Monday, August 9, 2010

Clues for Parents

It isn’t easy being a parent. I still remember not too long ago, the helplessness I felt when the nurse plumped the squirming bundle on my hands and to my utmost horror, left the room. That was about four years ago, since then, I could say that I have improved…a lot I think. But even then, each day undoubtedly still brings me my lessons in this parenting 101 class that anyone who has a child in this world have (willingly or unwillingly) signed in. I bet I still have a lot to learn and I'm taking it a page at a time. This past month, I did get to peg down one lesson I am thankful I got. And the lesson is this: Watch for the clues. Closely. If I need help on figuring out what to do as a parent, I need to pay attention to the clues my child is giving me. In her own way, in her own language, in a form that I need to learn to speak and understand.

As with most parenting advice, this is quite logical and pretty obvious but as I have realized, knowledge doesn't necessarily translate to application. Not always. Not immediately. It takes time and a deeper realization to sink it in, not to mention a widened neural pathway that remembers to use it at the right moment and right time amidst the high pitched and often dizzying chaos of a pre-schooler's world.

For me the realization got cemented, when my husband told me of a recent incident of a friend of his, who has a four year old son as well. Early this year, she had enrolled him for pre-school mainly because she was influenced by her cousin who told her about all the good things that pre-school had done for her son. His friend's mom was against it as she saw that the child was still not ready for school. However, his friend went and enrolled him anyway. Now, they’re having problems in getting the child to go to school. He doesn't want to. After weeks of transition, he still is not getting the hang of it and only got worst with time.

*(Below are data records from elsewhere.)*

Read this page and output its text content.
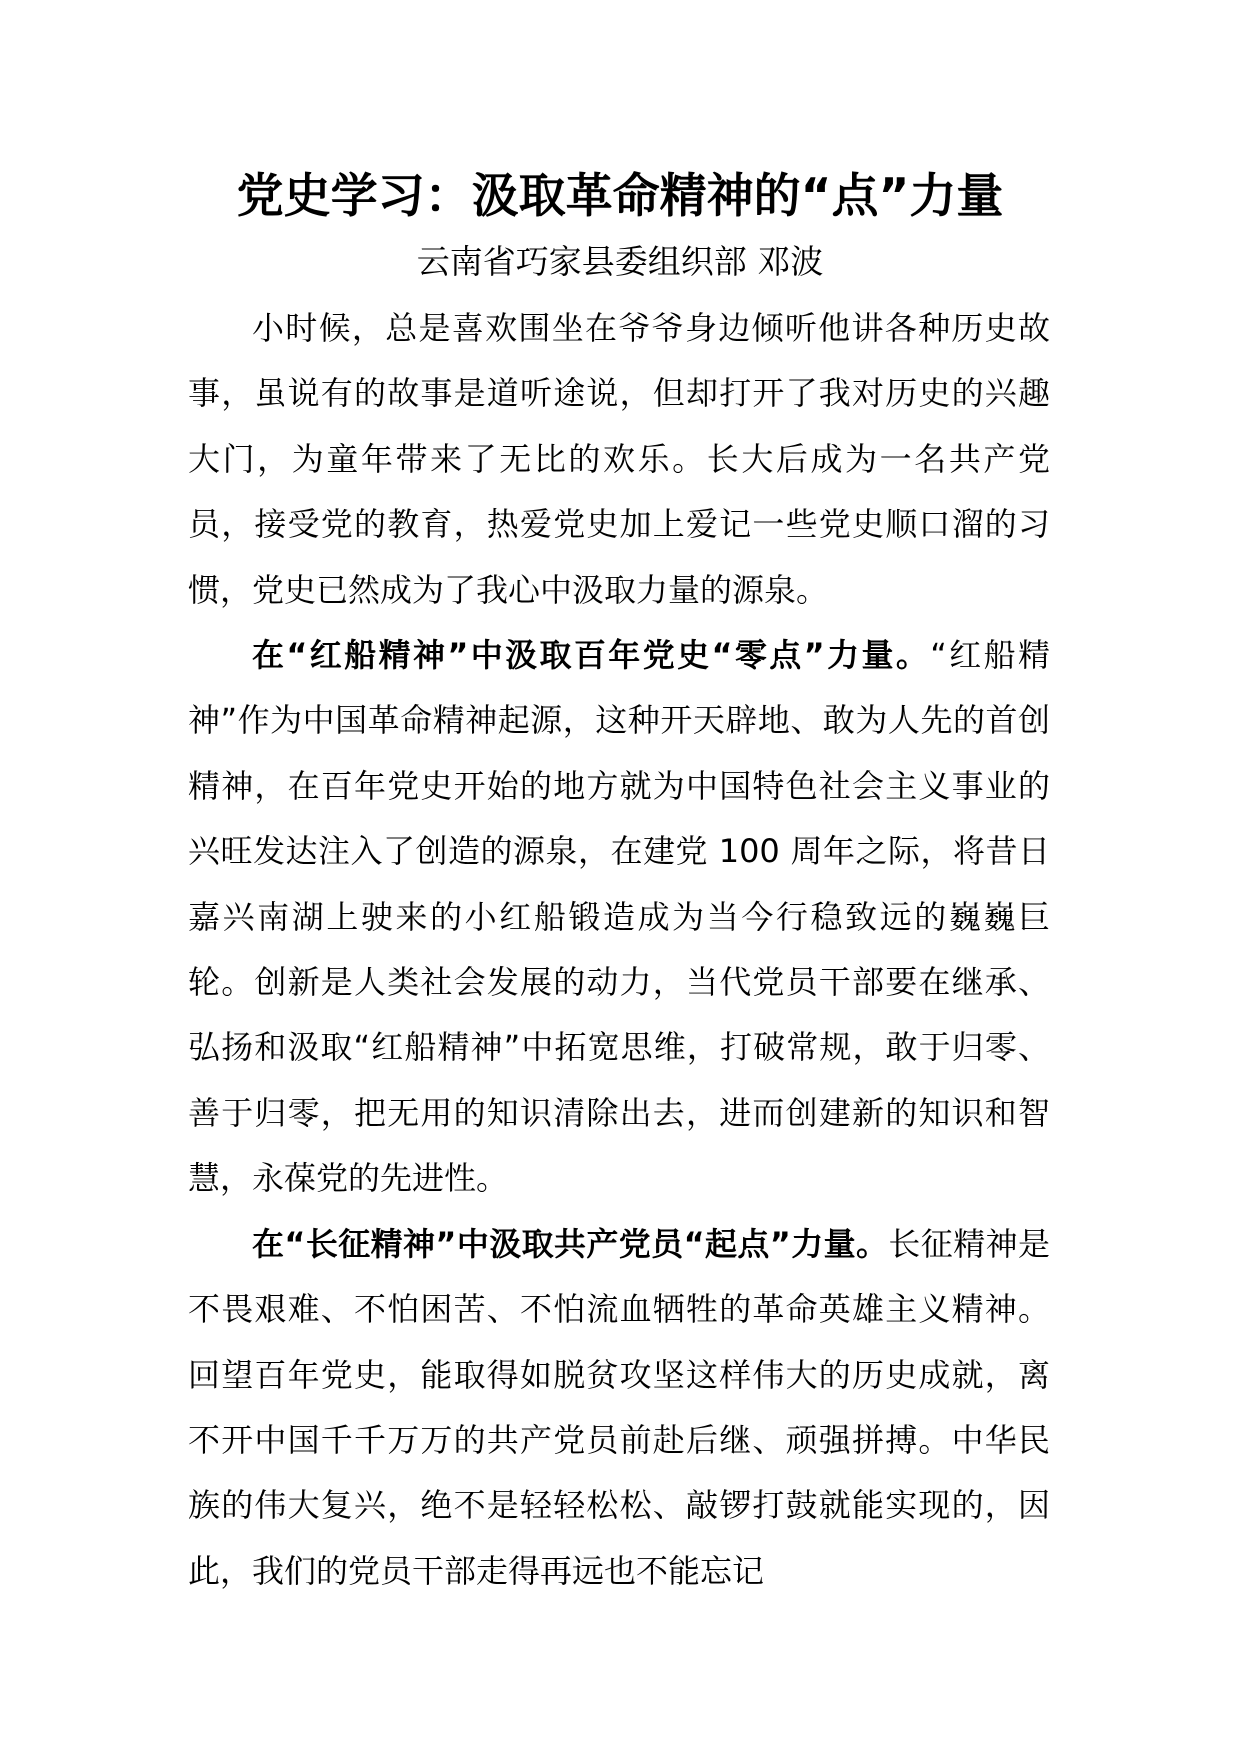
党史学习：汲取革命精神的“点”力量
云南省巧家县委组织部 邓波

小时候，总是喜欢围坐在爷爷身边倾听他讲各种历史故事，虽说有的故事是道听途说，但却打开了我对历史的兴趣大门，为童年带来了无比的欢乐。长大后成为一名共产党员，接受党的教育，热爱党史加上爱记一些党史顺口溜的习惯，党史已然成为了我心中汲取力量的源泉。

在“红船精神”中汲取百年党史“零点”力量。“红船精神”作为中国革命精神起源，这种开天辟地、敢为人先的首创精神，在百年党史开始的地方就为中国特色社会主义事业的兴旺发达注入了创造的源泉，在建党 100 周年之际，将昔日嘉兴南湖上驶来的小红船锻造成为当今行稳致远的巍巍巨轮。创新是人类社会发展的动力，当代党员干部要在继承、弘扬和汲取“红船精神”中拓宽思维，打破常规，敢于归零、善于归零，把无用的知识清除出去，进而创建新的知识和智慧，永葆党的先进性。

在“长征精神”中汲取共产党员“起点”力量。长征精神是不畏艰难、不怕困苦、不怕流血牺牲的革命英雄主义精神。回望百年党史，能取得如脱贫攻坚这样伟大的历史成就，离不开中国千千万万的共产党员前赴后继、顽强拼搏。中华民族的伟大复兴，绝不是轻轻松松、敲锣打鼓就能实现的，因此，我们的党员干部走得再远也不能忘记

As my husband and I talked about it, we realized the great importance of knowing one's child and having the confidence, as a parent, to know when you'd bend in to external influences and when you'd rather follow your instincts and judgment instead. It is never easy.

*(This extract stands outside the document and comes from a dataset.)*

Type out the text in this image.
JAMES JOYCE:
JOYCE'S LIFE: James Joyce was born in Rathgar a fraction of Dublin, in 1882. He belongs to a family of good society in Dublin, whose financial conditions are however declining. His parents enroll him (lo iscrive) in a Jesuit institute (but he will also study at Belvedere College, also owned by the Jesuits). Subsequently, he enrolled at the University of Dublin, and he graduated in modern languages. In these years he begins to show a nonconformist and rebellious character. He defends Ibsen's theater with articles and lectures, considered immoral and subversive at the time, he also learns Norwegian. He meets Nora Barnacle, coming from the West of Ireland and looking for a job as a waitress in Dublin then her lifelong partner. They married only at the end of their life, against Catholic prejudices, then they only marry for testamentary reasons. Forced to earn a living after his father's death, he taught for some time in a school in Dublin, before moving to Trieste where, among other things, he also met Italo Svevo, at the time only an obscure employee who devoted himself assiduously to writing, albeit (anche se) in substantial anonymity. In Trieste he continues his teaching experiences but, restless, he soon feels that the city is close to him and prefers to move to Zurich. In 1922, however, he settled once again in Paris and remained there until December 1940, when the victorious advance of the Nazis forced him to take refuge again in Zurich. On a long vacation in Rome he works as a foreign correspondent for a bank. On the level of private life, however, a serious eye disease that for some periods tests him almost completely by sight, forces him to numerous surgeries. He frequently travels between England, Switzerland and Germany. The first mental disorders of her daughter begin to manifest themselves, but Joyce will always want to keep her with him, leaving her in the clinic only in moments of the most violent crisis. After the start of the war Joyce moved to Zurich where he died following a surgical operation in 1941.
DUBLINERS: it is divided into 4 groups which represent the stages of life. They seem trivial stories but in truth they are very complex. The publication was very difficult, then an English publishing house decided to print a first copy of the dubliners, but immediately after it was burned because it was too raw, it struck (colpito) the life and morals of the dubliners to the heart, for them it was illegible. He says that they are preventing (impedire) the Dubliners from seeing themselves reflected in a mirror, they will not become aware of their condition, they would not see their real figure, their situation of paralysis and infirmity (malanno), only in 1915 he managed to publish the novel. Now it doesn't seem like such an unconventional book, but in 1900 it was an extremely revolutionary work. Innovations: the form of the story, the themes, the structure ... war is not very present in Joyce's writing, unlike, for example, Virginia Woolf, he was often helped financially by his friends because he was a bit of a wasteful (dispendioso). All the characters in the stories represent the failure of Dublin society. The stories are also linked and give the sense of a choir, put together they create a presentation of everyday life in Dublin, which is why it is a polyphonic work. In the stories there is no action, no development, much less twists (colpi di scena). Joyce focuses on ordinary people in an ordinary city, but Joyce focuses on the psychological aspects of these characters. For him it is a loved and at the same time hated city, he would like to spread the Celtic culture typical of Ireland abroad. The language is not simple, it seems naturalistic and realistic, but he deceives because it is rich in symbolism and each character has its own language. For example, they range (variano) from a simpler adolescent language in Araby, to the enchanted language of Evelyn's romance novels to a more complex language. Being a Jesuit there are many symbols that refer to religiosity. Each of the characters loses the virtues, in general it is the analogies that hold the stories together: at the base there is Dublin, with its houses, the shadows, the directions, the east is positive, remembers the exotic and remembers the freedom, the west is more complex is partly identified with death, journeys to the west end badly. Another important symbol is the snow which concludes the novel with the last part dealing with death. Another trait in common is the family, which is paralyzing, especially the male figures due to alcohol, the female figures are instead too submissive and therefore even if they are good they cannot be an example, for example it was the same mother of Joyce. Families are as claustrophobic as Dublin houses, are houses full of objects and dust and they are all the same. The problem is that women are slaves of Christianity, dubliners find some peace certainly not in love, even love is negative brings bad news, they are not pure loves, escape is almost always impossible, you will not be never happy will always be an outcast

With Julia, what I found challenging these days is in knowing what I need to be teaching her and when. In an ideal world, I'd like to dump her with all my/and the world's knowledge (and whatever wisdom I've gained over the years) as soon as and as much as I can. Isn't it every parent's dream of having child prodigies of their own after all? But that isn’t how it works though. Everything takes their time. Prodigy or not, as a parent, I realized I needed to keep the balance; the balance between having the string too tight and too relaxed, between too much stimulation and too little, between total freedom and choking limitations. Where that balance is depends mostly on Julia. And so I have to watch for the clues. Like Sherlock. My ears peak when I hear a phrase that she mentions out of the blue or sentences she utters just before she goes to sleep or after waking up. I watch her every move to see any change in interest. I constantly learn the art of parental interrogation to get through the invincible wall of "nothingness" - What did you do at daycare today? "nothing." Did you go somewhere? "no." What did you eat? "nothing." I learned to pick clues from anything printed that she brings with her when she gets home from daycare, studying them and doing some "experiments" to prove or disprove a hypothesis, I research existing literature and eventually come up with theories which I then validate. Parenting, sometimes it feels like doing scientific studies or solving mysteries. Much much more than that actually, as it is different with children. Our heart hangs out there.

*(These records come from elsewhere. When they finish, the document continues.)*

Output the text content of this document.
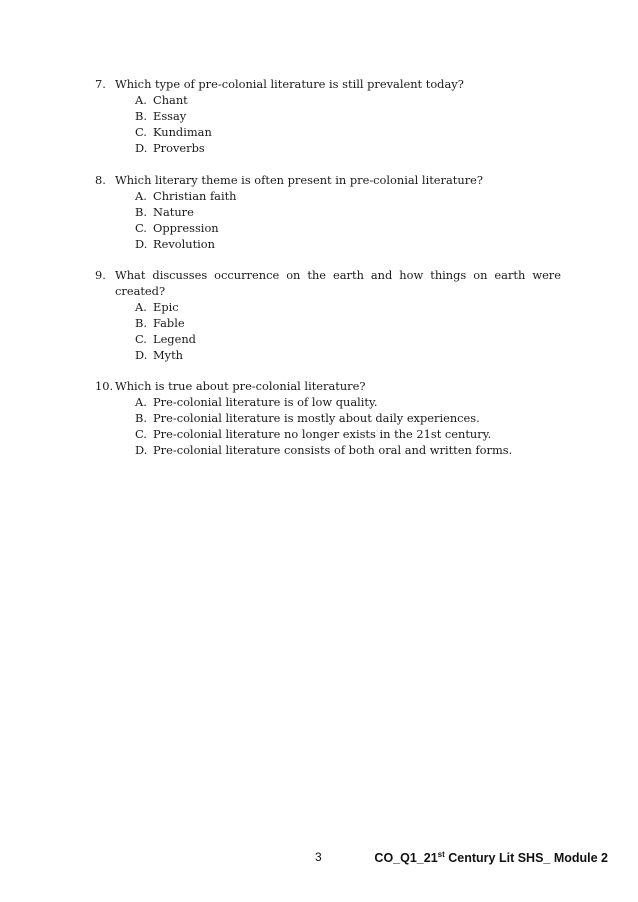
7. Which type of pre-colonial literature is still prevalent today?
A. Chant
B. Essay
C. Kundiman
D. Proverbs
8. Which literary theme is often present in pre-colonial literature?
A. Christian faith
B. Nature
C. Oppression
D. Revolution
9. What discusses occurrence on the earth and how things on earth were
created?
A. Epic
B. Fable
C. Legend
D. Myth
10. Which is true about pre-colonial literature?
A. Pre-colonial literature is of low quality.
B. Pre-colonial literature is mostly about daily experiences.
C. Pre-colonial literature no longer exists in the 21st century.
D. Pre-colonial literature consists of both oral and written forms.
3	CO_Q1_21st Century Lit SHS_ Module 2
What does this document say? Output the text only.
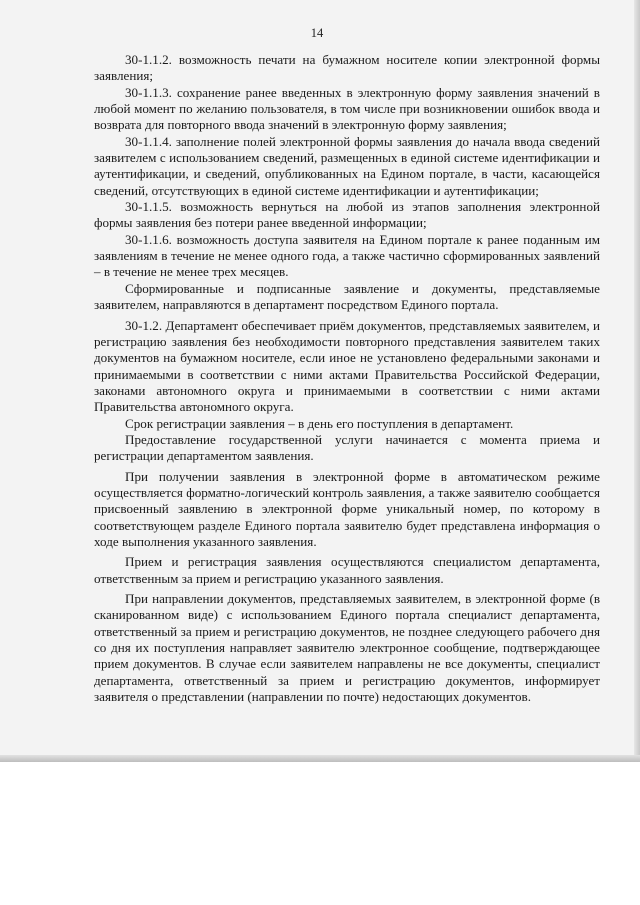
14

30-1.1.2. возможность печати на бумажном носителе копии электронной формы заявления;

30-1.1.3. сохранение ранее введенных в электронную форму заявления значений в любой момент по желанию пользователя, в том числе при возникновении ошибок ввода и возврата для повторного ввода значений в электронную форму заявления;

30-1.1.4. заполнение полей электронной формы заявления до начала ввода сведений заявителем с использованием сведений, размещенных в единой системе идентификации и аутентификации, и сведений, опубликованных на Едином портале, в части, касающейся сведений, отсутствующих в единой системе идентификации и аутентификации;

30-1.1.5. возможность вернуться на любой из этапов заполнения электронной формы заявления без потери ранее введенной информации;

30-1.1.6. возможность доступа заявителя на Едином портале к ранее поданным им заявлениям в течение не менее одного года, а также частично сформированных заявлений – в течение не менее трех месяцев.

Сформированные и подписанные заявление и документы, представляемые заявителем, направляются в департамент посредством Единого портала.

30-1.2. Департамент обеспечивает приём документов, представляемых заявителем, и регистрацию заявления без необходимости повторного представления заявителем таких документов на бумажном носителе, если иное не установлено федеральными законами и принимаемыми в соответствии с ними актами Правительства Российской Федерации, законами автономного округа и принимаемыми в соответствии с ними актами Правительства автономного округа.

Срок регистрации заявления – в день его поступления в департамент.

Предоставление государственной услуги начинается с момента приема и регистрации департаментом заявления.

При получении заявления в электронной форме в автоматическом режиме осуществляется форматно-логический контроль заявления, а также заявителю сообщается присвоенный заявлению в электронной форме уникальный номер, по которому в соответствующем разделе Единого портала заявителю будет представлена информация о ходе выполнения указанного заявления.

Прием и регистрация заявления осуществляются специалистом департамента, ответственным за прием и регистрацию указанного заявления.

При направлении документов, представляемых заявителем, в электронной форме (в сканированном виде) с использованием Единого портала специалист департамента, ответственный за прием и регистрацию документов, не позднее следующего рабочего дня со дня их поступления направляет заявителю электронное сообщение, подтверждающее прием документов. В случае если заявителем направлены не все документы, специалист департамента, ответственный за прием и регистрацию документов, информирует заявителя о представлении (направлении по почте) недостающих документов.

Nowadays, I very much depend on the clues she gives me. Nowadays, she's scribbling a lot. She scribbles mazes, figures, shapes, and letters. She forms the letters into alien words which she asks me to read (and which I have great trouble reading). See picture. But I figured, maybe this is one of those clues - that she may actually be ready to spell, write words and read simple ones. (I didn’t think that it would come this soon. I thought this would come in kindergarten or much later.) So even though I was sounding like an alien from Mars, I read her strange words for the sound. Maybe this is where the concept of phonics started…with children writing the language of aliens.
And so with that theory, while she is concocting her own words, I slotted in words from planet earth which I asked her to write and read too. It's a two way street after all.

There is never a single way to learn; no single path to an end. The best path is one that suits the parent and the child. All we have to do is figure out the clues and go from there.